In the book’s Epilogue, Agnes writes, I learned what was important in life from my parents. My mother and father worked hard, did not complain and appreciated what they earned. My mother would be in the kitchen every afternoon getting dinner ready for 6 p.m., when my father would come home from working as a tile setter. Our dinners were always full of tasty food, laughter and pleasure in being with each other.
My parents weren’t wealthy, but they shared what they had with the family and they lived rich. My mother always had a nice cloth on the table and my father took great care in the wine he made and in his garden. My parents believed in taking pride in what you had.
She goes on to say:
I tried to live in the same way with my husband Joe and with Lori. I felt so blessed that I had her after all these years. My life was wrapped around the two of them, and I was the old-fashioned motherly type.
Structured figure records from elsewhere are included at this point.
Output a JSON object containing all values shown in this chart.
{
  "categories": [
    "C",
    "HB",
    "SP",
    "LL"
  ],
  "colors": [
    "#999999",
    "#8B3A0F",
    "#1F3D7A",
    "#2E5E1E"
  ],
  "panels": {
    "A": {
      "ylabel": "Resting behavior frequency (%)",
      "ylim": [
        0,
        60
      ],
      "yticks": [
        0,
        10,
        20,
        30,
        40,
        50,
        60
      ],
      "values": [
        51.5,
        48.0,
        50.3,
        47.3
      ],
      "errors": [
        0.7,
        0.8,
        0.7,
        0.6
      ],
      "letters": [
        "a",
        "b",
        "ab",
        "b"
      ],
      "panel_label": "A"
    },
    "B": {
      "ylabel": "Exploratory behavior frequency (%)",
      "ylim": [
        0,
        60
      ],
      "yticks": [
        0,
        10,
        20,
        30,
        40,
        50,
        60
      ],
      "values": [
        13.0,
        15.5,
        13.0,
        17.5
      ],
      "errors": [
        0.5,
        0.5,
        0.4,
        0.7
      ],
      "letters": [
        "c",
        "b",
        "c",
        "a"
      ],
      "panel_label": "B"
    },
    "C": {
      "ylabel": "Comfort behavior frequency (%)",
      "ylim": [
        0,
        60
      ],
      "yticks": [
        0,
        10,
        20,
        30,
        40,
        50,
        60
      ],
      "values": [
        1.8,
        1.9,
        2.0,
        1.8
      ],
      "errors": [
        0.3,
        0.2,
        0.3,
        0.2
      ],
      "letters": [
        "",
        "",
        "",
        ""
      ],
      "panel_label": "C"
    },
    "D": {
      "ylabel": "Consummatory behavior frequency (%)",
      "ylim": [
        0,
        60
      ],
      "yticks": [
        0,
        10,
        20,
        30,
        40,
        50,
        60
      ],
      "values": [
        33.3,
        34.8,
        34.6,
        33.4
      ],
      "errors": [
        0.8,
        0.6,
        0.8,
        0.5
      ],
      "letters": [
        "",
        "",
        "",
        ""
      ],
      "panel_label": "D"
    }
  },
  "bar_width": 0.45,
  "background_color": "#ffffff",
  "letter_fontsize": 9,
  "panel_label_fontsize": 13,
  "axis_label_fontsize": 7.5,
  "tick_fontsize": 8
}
I had learned that from my mother, too.
I guess I would sum it up as there’s nothing like family.
Agnes, it has been an absolute treasure to work with and learn from you. I am so honored to have been a part of this project and so thrilled that my father and our dear friend Ava are here with Dunreith and Aidan to join everyone here in wishing you a Happy 92nd Birthday, in congratulating you on your achievement, and in thanking you for your memory, your stories and your gift to all of us.
We thank you and we love you.
Please join me in raising our glasses to Agnes.”
We toasted Agnes, we sang Happy Birthday to her and we drank the champagne Pinstripes had provided for us.
While we were doing so, we also drank in the special pleasure that comes from having worked hard on a major project of uncertain outcome, of not having given up and having emerged on the other side with a result in which we can all take pride.
Sitting there with my wife and father and son and dear friend, celebrating with friends and the family I had gotten to know, the six years all felt worthwhile, and, for a moment, all felt right in my world.